This information has been prepared by IG, a trading name of IG Markets Limited. In addition to the disclaimer below, the material on this page does not contain a record of our trading prices, or an offer of, or solicitation for, a transaction in any financial instrument. IG accepts no responsibility for any use that may be made of these comments and for any consequences that result. No representation or warranty is given as to the accuracy or completeness of this information. Consequently any person acting on it does so entirely at their own risk. Any research provided does not have regard to the specific investment objectives, financial situation and needs of any specific person who may receive it. It has not been prepared in accordance with legal requirements designed to promote the independence of investment research and as such is considered to be a marketing communication. Although we are not specifically constrained from dealing ahead of our recommendations we do not seek to take advantage of them before they are provided to our clients. See full non-independent research disclaimer and quarterly summary.
While equities were firmer, currency markets were relatively calm with tight ranges maintained in most of the major currency pairs. USD/JPY was a standout as it finally broke through 102 helped by a wider-than-expected current account deficit figure for Japan aiding renewed yen weakness.
Japan’s March current account deficit was the highest since 1985 and this was mainly blamed on stocking ahead of the consumption tax hike. With the pair holding at around 102.17, this should be quite positive for the Nikkei at the open today. We are currently calling the Nikkei 1.1% firmer at 14,301 which should see Japan lead the way ahead of a fairly busy Asian session.
Plenty of data for the AUD
The AUD will be one of the interesting currencies to watch over the next 24 hours, with local and China data set to hit the wires. AUD/USD hasn’t moved much at all from yesterday and remains sidelined at 0.936. At 11.30 AEST we have the house price index and home loans data due out. China released M2 money supply and new loans data at the end of Asian trade yesterday, which showed the economy remains challenged.
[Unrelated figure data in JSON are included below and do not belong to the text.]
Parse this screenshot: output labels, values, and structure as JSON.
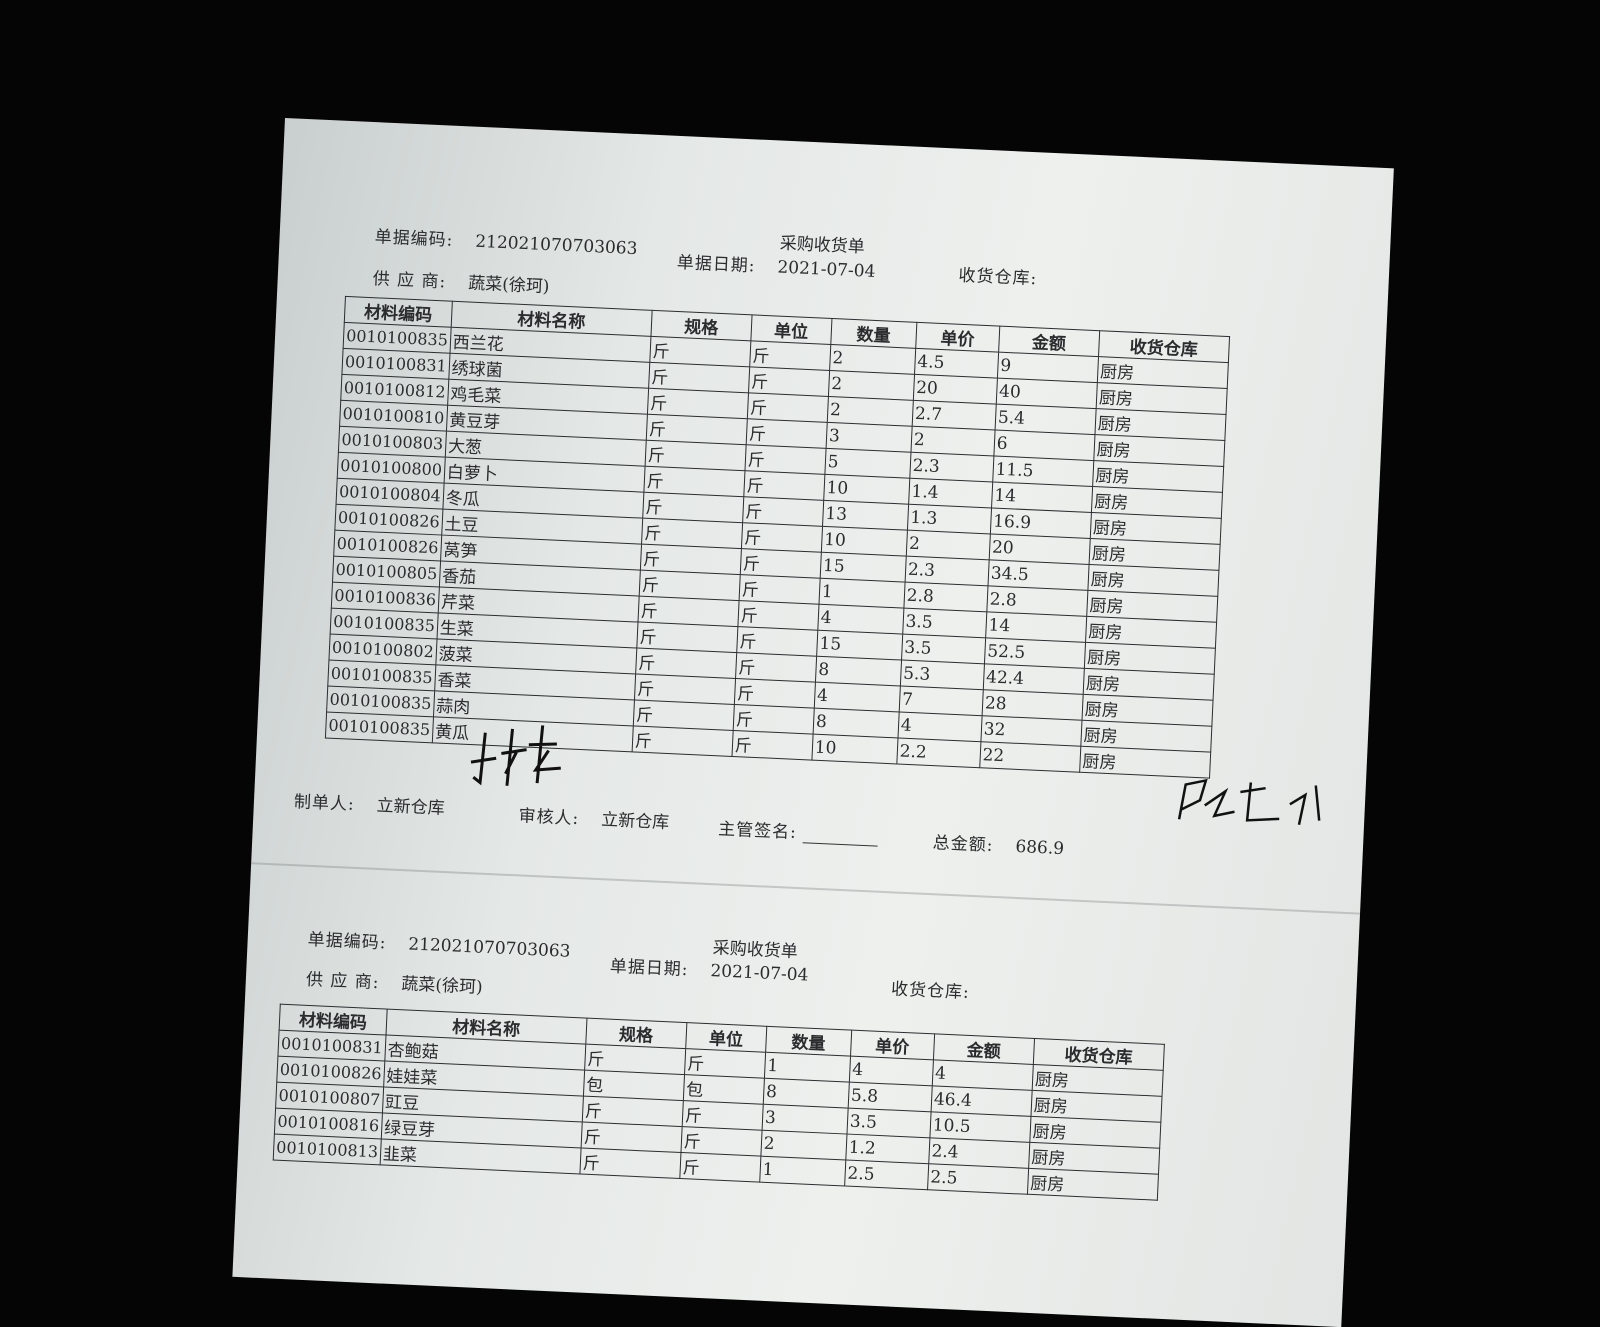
{
  "receipts": [
    {
      "title": "采购收货单",
      "doc_no_label": "单据编码:",
      "doc_no": "212021070703063",
      "date_label": "单据日期:",
      "date": "2021-07-04",
      "warehouse_label": "收货仓库:",
      "supplier_label": "供 应 商:",
      "supplier": "蔬菜(徐珂)",
      "columns": [
        "材料编码",
        "材料名称",
        "规格",
        "单位",
        "数量",
        "单价",
        "金额",
        "收货仓库"
      ],
      "rows": [
        [
          "0010100835",
          "西兰花",
          "斤",
          "斤",
          "2",
          "4.5",
          "9",
          "厨房"
        ],
        [
          "0010100831",
          "绣球菌",
          "斤",
          "斤",
          "2",
          "20",
          "40",
          "厨房"
        ],
        [
          "0010100812",
          "鸡毛菜",
          "斤",
          "斤",
          "2",
          "2.7",
          "5.4",
          "厨房"
        ],
        [
          "0010100810",
          "黄豆芽",
          "斤",
          "斤",
          "3",
          "2",
          "6",
          "厨房"
        ],
        [
          "0010100803",
          "大葱",
          "斤",
          "斤",
          "5",
          "2.3",
          "11.5",
          "厨房"
        ],
        [
          "0010100800",
          "白萝卜",
          "斤",
          "斤",
          "10",
          "1.4",
          "14",
          "厨房"
        ],
        [
          "0010100804",
          "冬瓜",
          "斤",
          "斤",
          "13",
          "1.3",
          "16.9",
          "厨房"
        ],
        [
          "0010100826",
          "土豆",
          "斤",
          "斤",
          "10",
          "2",
          "20",
          "厨房"
        ],
        [
          "0010100826",
          "莴笋",
          "斤",
          "斤",
          "15",
          "2.3",
          "34.5",
          "厨房"
        ],
        [
          "0010100805",
          "香茄",
          "斤",
          "斤",
          "1",
          "2.8",
          "2.8",
          "厨房"
        ],
        [
          "0010100836",
          "芹菜",
          "斤",
          "斤",
          "4",
          "3.5",
          "14",
          "厨房"
        ],
        [
          "0010100835",
          "生菜",
          "斤",
          "斤",
          "15",
          "3.5",
          "52.5",
          "厨房"
        ],
        [
          "0010100802",
          "菠菜",
          "斤",
          "斤",
          "8",
          "5.3",
          "42.4",
          "厨房"
        ],
        [
          "0010100835",
          "香菜",
          "斤",
          "斤",
          "4",
          "7",
          "28",
          "厨房"
        ],
        [
          "0010100835",
          "蒜肉",
          "斤",
          "斤",
          "8",
          "4",
          "32",
          "厨房"
        ],
        [
          "0010100835",
          "黄瓜",
          "斤",
          "斤",
          "10",
          "2.2",
          "22",
          "厨房"
        ]
      ],
      "footer": {
        "maker_label": "制单人:",
        "maker": "立新仓库",
        "reviewer_label": "审核人:",
        "reviewer": "立新仓库",
        "supervisor_label": "主管签名:",
        "total_label": "总金额:",
        "total": "686.9"
      }
    },
    {
      "title": "采购收货单",
      "doc_no_label": "单据编码:",
      "doc_no": "212021070703063",
      "date_label": "单据日期:",
      "date": "2021-07-04",
      "warehouse_label": "收货仓库:",
      "supplier_label": "供 应 商:",
      "supplier": "蔬菜(徐珂)",
      "columns": [
        "材料编码",
        "材料名称",
        "规格",
        "单位",
        "数量",
        "单价",
        "金额",
        "收货仓库"
      ],
      "rows": [
        [
          "0010100831",
          "杏鲍菇",
          "斤",
          "斤",
          "1",
          "4",
          "4",
          "厨房"
        ],
        [
          "0010100826",
          "娃娃菜",
          "包",
          "包",
          "8",
          "5.8",
          "46.4",
          "厨房"
        ],
        [
          "0010100807",
          "豇豆",
          "斤",
          "斤",
          "3",
          "3.5",
          "10.5",
          "厨房"
        ],
        [
          "0010100816",
          "绿豆芽",
          "斤",
          "斤",
          "2",
          "1.2",
          "2.4",
          "厨房"
        ],
        [
          "0010100813",
          "韭菜",
          "斤",
          "斤",
          "1",
          "2.5",
          "2.5",
          "厨房"
        ]
      ]
    }
  ]
}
Today we have industrial production, fixed asset investment and retail sales data due out at 15.30 AEST. These readings are expected to show signs of continued subdued growth, with most of them relatively unchanged from the previous readings. Focus will then switch to the federal budget which is expected to result in significant fiscal tightening. This threatens to derail the AUD’s recovery as it would have significant implications on monetary policy. Support for AUD/USD is in the 0.93 region where an uptrend support line which has been in place since January comes in.
Resources in for a recovery
The ASX 200 is in for a recovery today with our current open calls indicating a 0.5% rise at the open to 5476. Resource names might be in for a recovery after commodities posted some good gains overnight. Copper led the way after a rally in China yesterday, while gold and iron ore also recovered. Nickel also continued to power ahead and this should see nickel plays extend gains. A big dividend also comes out of our ASX cash contract at the end of trade today to the tune of around 19 points, with the likes of MQG and WBC trading ex-div tomorrow. This might see some of these stocks bought up as investors get set ahead of dividends.
Fiscal tightening on the cards
Consumer stocks will be an interesting space to watch today as traders and investors position themselves ahead of tonight’s budget at 19.30 AEST. Several measures have been pre-leaked, but we could still easily get some surprises. Market expectations are that the underlying budget deficit for 2014/15 should be around $26 billion, which would be $8 billion lower than the original estimates from the government’s mid-year review of $33.9 billion. Analysts feel fiscal policy should be tightened by around 0.25% of GDP, which when combined with other measures should lead to total fiscal drag of 0.50%.
It seems logical that this budget will be fairly austere in a bid to front load the fiscal tightening, in a bid to put the Abbott government in a tidy position to ease policy through targeted tax cuts as we head into the 2016 elections. Some traders would say an austere budget is largely in the price; however it will be interesting to watch price action in the consumer space today as last minute positioning plays out.